Heather Wright/The Independent

The decision on whether a trailer washing station will set up shop in Wanstead has been taken out of the hands of Plympton-Wyoming council.

The Wanstead company is turning to the Ontario Land Tribunal to get approval for the project.

Under planning rules, a municipal council has to make a decision on projects 120 days after the application has been completed.

Cornerstone Developments has been working with the town since 2022 on the Leyton Street properties. At first, the company received a building permit for a strawberry operation. Today, a 7,900 square-foot building with transport-truck sized doors is there.

Two properties on either side of Leyton Street are slated to hold a washing station and a drying facility for trailers which haul animals.

The site would also include a closed-loop wash water treatment system which received approval through the Environmental Compliance Approvals branch of the Ministry of the Environment in Sept. 2021.

The properties are in the middle of small cluster of homes and neighbours, who learned of the project in 2023, have been fighting to stop it. 

They worry the company, which received funding from the federal government to help with bio security issues in the region, will use the truck washing facility when combating problems such as Avian Flu. And they’re concerned water wells will be affected.

There have been several meetings about the proposed development, the first in 2023 and another Sept. 3, which drew over 150 people and led the town to hire off-duty police officers to sit in the back because it viewed the issue as volatile.

Another public meeting set for Sept. 29 was postponed after the town requested more studies, including for noise, hydrogeological and odour issues. The town planned another meeting after the reports were received and reviewed.

But Oct. 21, the town learned Cornerstone had appealed to the Ontario Land Tribunal for a “Non-Decision” by council.

Cornerstone Principle, Pat Belanger, says it is an option the company has the right to exercise. “This has been going on quite a while and this is one way to get a definite answer or decision,” he told The Independent Tuesday. Belanger says the studies required by the town will be completed in time for the OLT hearing. A date for that has not yet been set. 

Jess Jessome is one of the neighbours opposing the project has mixed feelings about the move. “It’s going to cost us a lot of lawyer fees… in order to properly object this. We’re going to have to spend anywhere from $25,000 to $50,000 collectively as a community, to have proper representation there. And we’ve already spent a good $20,000 just to get us to this point,” she said.

But she understands why Cornerstone is moving to the OLT. 
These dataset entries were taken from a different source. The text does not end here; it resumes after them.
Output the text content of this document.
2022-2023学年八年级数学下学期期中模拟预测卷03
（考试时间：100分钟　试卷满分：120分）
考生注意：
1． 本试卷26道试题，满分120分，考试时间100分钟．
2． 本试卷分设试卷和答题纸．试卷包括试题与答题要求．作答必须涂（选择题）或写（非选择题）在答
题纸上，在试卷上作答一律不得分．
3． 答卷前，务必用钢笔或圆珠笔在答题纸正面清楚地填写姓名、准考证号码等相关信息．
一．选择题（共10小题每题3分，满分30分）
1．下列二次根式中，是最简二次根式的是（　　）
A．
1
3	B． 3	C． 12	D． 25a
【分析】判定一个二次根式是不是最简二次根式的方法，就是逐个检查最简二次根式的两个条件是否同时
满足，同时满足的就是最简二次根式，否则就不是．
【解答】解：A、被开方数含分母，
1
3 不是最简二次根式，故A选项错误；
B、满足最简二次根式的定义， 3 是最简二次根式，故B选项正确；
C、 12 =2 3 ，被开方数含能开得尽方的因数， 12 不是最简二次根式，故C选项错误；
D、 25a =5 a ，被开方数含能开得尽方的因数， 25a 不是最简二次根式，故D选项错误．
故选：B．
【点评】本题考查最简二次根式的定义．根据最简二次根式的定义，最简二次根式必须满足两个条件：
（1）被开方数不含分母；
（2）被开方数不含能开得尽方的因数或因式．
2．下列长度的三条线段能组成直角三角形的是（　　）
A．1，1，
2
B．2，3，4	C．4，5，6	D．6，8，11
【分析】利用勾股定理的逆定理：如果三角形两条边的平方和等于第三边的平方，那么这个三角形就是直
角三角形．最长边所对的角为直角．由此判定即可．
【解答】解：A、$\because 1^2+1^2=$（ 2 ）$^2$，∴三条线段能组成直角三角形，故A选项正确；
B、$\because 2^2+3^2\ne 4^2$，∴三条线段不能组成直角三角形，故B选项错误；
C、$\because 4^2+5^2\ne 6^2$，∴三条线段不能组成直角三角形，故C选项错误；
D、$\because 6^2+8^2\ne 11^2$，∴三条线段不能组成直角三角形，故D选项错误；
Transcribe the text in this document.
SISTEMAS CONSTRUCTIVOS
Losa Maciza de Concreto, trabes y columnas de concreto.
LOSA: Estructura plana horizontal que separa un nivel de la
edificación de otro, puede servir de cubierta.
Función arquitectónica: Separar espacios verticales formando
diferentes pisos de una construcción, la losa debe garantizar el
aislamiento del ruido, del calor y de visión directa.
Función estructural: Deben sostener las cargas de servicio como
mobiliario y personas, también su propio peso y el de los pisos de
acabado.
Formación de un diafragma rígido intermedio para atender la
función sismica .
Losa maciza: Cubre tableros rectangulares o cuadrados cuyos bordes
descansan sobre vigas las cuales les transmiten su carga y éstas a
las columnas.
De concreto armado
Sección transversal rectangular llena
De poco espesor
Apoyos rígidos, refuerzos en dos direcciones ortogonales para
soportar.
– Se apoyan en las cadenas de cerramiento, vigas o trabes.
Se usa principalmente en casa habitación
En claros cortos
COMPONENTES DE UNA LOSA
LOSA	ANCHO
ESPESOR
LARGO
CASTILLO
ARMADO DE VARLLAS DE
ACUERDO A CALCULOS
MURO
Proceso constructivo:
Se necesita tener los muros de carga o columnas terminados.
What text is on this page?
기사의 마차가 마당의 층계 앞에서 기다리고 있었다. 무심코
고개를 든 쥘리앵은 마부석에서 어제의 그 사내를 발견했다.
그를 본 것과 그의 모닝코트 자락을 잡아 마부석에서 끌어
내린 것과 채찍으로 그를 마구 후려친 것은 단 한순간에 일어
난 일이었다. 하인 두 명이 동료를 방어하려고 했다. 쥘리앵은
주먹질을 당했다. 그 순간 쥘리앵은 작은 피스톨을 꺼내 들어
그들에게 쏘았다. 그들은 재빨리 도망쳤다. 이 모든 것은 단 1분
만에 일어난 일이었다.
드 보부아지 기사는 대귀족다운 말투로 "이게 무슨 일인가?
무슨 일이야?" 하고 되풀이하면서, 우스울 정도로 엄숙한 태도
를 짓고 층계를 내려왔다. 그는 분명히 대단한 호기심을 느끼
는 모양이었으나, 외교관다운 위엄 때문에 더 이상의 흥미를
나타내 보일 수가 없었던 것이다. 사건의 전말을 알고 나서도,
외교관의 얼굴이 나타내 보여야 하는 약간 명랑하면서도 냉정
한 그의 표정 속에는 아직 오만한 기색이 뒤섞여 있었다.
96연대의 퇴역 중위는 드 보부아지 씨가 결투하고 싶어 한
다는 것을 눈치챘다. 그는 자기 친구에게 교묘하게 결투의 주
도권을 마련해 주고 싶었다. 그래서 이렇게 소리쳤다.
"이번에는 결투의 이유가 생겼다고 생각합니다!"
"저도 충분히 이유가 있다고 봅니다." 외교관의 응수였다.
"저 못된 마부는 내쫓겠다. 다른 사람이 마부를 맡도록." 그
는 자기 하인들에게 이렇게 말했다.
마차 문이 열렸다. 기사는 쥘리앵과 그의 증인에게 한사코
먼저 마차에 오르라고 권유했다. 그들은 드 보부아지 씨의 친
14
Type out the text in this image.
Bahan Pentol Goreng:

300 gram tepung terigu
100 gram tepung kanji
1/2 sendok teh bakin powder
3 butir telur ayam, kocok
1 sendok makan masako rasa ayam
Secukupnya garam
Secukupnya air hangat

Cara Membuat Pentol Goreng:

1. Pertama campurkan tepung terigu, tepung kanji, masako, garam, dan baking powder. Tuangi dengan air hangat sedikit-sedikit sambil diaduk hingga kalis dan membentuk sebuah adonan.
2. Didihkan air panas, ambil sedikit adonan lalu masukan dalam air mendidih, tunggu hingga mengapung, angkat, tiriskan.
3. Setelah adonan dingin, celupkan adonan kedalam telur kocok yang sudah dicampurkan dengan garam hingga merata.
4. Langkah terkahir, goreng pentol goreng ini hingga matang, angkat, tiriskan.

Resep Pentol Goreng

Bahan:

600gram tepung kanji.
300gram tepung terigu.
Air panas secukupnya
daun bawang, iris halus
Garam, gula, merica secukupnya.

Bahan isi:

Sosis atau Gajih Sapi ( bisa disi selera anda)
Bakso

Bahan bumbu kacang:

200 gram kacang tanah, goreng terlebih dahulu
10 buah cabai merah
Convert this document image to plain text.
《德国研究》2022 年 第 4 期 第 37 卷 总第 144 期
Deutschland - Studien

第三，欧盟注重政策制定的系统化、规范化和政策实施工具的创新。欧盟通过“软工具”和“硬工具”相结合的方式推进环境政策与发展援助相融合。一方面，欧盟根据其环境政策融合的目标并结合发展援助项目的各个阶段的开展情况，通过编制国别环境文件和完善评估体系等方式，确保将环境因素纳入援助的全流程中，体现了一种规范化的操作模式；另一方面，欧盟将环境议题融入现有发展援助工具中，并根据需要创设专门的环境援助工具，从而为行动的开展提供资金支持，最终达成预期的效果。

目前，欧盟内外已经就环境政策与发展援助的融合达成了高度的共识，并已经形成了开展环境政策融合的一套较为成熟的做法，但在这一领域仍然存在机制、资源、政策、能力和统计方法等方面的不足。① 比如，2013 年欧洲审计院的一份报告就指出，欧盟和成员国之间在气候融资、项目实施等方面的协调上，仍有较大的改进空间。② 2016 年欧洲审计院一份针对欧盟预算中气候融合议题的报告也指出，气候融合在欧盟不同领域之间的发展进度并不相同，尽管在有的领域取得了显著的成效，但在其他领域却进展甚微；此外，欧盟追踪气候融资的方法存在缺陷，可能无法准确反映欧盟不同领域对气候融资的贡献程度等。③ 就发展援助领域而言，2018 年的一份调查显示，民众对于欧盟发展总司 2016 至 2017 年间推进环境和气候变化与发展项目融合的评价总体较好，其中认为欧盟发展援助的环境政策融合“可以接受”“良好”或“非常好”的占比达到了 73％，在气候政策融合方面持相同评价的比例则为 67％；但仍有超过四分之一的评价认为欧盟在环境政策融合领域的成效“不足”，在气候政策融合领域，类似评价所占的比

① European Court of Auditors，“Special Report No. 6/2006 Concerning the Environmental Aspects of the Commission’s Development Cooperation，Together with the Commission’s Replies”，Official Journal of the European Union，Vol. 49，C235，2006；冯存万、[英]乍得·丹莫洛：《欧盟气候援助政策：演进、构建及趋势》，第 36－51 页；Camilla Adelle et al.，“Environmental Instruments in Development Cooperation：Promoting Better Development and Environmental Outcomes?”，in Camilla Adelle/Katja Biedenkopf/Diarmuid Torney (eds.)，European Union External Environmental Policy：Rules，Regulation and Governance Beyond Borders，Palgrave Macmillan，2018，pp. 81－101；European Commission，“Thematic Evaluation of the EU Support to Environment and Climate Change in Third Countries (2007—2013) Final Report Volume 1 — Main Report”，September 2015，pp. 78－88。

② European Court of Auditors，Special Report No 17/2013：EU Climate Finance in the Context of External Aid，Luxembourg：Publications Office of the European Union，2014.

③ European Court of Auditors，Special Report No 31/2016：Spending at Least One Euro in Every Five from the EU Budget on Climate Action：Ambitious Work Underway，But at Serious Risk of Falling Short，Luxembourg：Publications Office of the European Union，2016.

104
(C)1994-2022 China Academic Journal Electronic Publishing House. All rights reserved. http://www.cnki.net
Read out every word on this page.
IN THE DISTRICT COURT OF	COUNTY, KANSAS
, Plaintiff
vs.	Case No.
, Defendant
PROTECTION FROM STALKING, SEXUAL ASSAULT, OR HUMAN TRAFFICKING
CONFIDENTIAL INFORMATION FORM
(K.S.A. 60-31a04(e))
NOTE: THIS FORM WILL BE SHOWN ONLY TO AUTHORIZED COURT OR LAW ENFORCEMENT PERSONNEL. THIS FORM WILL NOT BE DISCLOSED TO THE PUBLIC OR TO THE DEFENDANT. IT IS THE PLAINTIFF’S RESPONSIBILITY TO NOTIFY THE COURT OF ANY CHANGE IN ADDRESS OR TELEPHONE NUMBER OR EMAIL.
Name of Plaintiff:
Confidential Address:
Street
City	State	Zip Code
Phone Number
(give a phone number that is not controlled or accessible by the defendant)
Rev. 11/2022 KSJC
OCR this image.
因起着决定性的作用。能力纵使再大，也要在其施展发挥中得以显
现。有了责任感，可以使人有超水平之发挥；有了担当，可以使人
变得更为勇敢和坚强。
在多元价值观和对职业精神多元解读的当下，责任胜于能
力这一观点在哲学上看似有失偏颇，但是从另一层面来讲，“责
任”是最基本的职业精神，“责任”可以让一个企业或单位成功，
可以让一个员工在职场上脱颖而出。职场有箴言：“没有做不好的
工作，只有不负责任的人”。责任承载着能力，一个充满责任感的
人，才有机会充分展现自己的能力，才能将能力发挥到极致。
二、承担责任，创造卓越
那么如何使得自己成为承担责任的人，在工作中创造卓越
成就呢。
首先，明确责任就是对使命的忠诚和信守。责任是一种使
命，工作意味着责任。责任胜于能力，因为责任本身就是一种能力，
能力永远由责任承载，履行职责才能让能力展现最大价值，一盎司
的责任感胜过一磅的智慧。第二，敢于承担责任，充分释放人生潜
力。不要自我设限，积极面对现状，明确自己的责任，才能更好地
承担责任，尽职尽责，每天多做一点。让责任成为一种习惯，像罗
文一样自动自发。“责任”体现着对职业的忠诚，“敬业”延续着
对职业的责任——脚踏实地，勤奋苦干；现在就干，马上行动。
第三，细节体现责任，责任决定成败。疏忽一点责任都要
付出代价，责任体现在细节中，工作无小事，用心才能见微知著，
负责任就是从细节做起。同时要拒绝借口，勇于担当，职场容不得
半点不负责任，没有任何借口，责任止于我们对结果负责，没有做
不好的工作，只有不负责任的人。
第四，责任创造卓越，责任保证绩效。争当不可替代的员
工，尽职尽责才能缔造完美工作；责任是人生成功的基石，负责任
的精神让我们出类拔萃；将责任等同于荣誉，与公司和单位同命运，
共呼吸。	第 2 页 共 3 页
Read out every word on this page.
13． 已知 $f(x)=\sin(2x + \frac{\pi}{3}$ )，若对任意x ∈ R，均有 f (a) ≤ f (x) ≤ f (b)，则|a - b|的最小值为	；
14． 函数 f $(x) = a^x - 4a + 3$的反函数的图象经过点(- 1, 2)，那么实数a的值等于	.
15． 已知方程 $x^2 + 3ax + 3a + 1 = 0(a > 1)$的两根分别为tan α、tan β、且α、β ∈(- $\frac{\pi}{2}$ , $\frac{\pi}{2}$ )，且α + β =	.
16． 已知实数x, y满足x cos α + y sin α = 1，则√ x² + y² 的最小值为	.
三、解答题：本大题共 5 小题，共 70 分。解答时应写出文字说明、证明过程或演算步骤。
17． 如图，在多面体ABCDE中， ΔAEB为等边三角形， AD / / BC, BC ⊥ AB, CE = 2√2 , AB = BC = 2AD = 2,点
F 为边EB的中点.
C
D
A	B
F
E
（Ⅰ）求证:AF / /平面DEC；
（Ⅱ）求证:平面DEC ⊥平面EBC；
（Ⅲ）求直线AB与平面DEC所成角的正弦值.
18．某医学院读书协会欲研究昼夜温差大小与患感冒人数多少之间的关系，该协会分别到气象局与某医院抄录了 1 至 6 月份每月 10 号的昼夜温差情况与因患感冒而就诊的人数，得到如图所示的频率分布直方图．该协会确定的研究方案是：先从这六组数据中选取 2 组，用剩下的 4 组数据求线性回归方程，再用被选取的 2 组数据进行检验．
“He had every right to do that, typically in the Planning Act, it’s 120 days after the town or county or city deems the application complete. So in regular cases, a decision is expected to be made in 120 days. In this case, this one a year and a half past that deadline, and then they still requested documents that originally back in 2021 that Senior Planner Louis Esteves had recommended,” Jessome said. 

“I am glad that at least it’s got to this point, but it’s still going to take months.

“I guess I’m glad, too, that the deciding factors are not going to be local council members that could have potentially had interests.”